All naval seaports were full of women, and to prevent the supply from running short thoughtful parish officials—church-wardens and other well-meaning but sadly misguided people—added constantly to the number by consigning to such doubtful reformatories the undesirable females of their respective petty jurisdictions. The practice of admitting women on board the ships of the fleet, too—a practice as old as the Navy itself—though always forbidden, was universally connived at and tacitly sanctioned. Before the anchor of the returning man-of-war was let go a flotilla of boats surrounded her, deeply laden with pitiful creatures ready to sell themselves for a song and the chance of robbing their sailor lovers. No sooner did the boats lay alongside than the last vestige of Jack's superstitious dread of the malevolent sex went by the board, and discipline with it. Like monkeys the sailors swarmed into the boats, where each selected a mate, redeemed her from the grasping boatman's hands with money or blows according to the state of his finances or temper, and so brought his prize, save the mark! in triumph to the gangway. It was a point of honour, not to say of policy, with these poor creatures to supply their respective "husbands," as they termed them, with a drop of good-cheer; so at the gangway they were searched for concealed liquor. This was the only formality observed on such occasions, and as it was enforced in the most perfunctory manner imaginable, there was always plenty of drink going. Decency there was none. The couples passed below and the hell of the besotted broke loose between decks, where the orgies indulged in would have beggared the pen of a Balzac. [Footnote: Statement of Certain Immoral Practices, 1822.]

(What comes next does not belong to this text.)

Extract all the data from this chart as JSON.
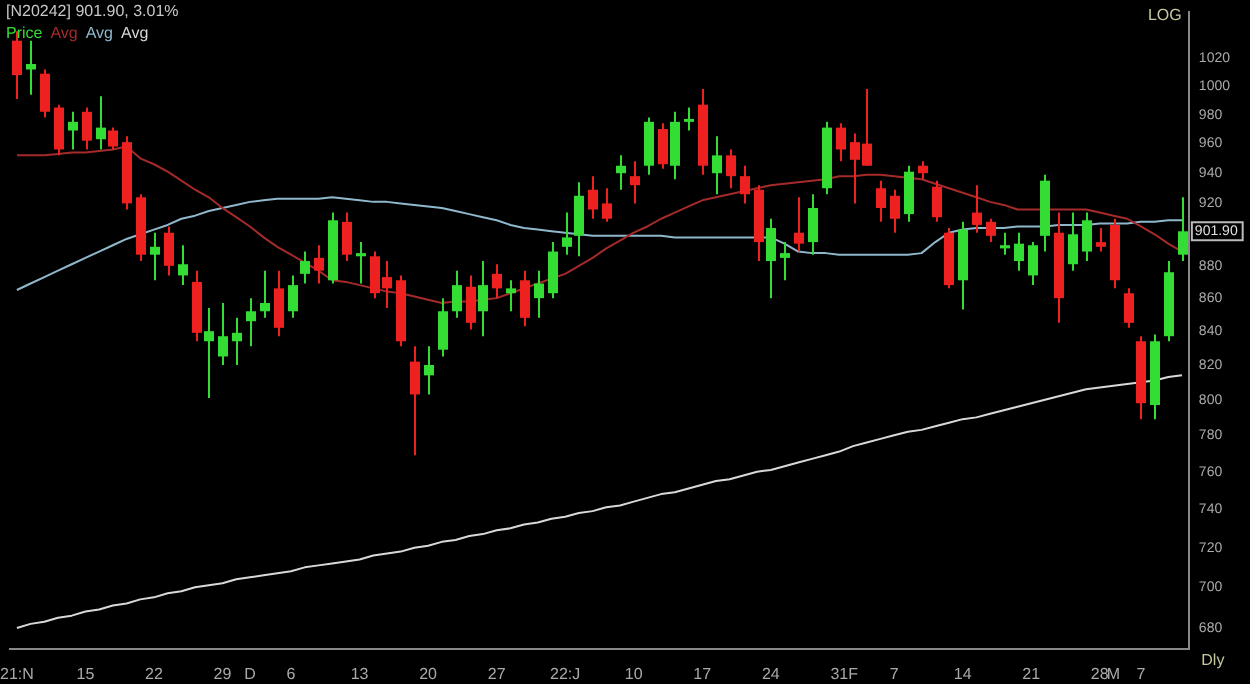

During the earlier decades of the century these conditions, monstrous though they were, passed almost unchallenged, but as time wore on and their pernicious effects upon the morale of the fleet became more and more appalling, the service produced men who contended strenuously, and in the end successfully, with a custom that, to say the least of it, did violence to every notion of decency and clean living. In 1746 the ship's company of the Sunderland complained bitterly because not even their wives were "suffer'd to come aboard to see them." [Footnote: Admiralty Records 1. 1482—Capt. Brett, 22 Feb. 1745-6.] It was a sign of the times. By the year '78 the practice had been fined down to a point where, if a wherry with a woman in it were seen hovering in a suspicious manner about a ship of war, the boatman was immediately pressed and the woman turned on shore. [Footnote: Admiralty Records 1. 1498—Capt. Boteler, 18 April 1778.] Another twenty years, and the example of such men as Jervis, Nelson and Collingwood laid the evil for good and all. The seamen of the fleet themselves pronounced its requiescat when, drawing up certain "Rules and Orders" for their own guidance during the mutiny of '97, they ordained that "no woman shall be permitted to go on shore from any ship, but as many come in as pleases." [Footnote: Admiralty Records 1. 5125—A Detail of the Proceedings on Board the Queen Charlotte in the Year 1797.]

An unforeseen consequence of thus suppressing the sailor's impromptu liaisons was an alarming increase in the number of desertions. On shore love laughs at locksmiths; on shipboard it derided the boatswain's mate. To run and get caught meant at the worst "only a whipping bout," and, the sailor's hide being as tough as his heart was tender, he ran and took the consequences with all a sailor's stoicism. In this respect he was perhaps not singular. The woman in the case so often counts for more than the punishment she brings.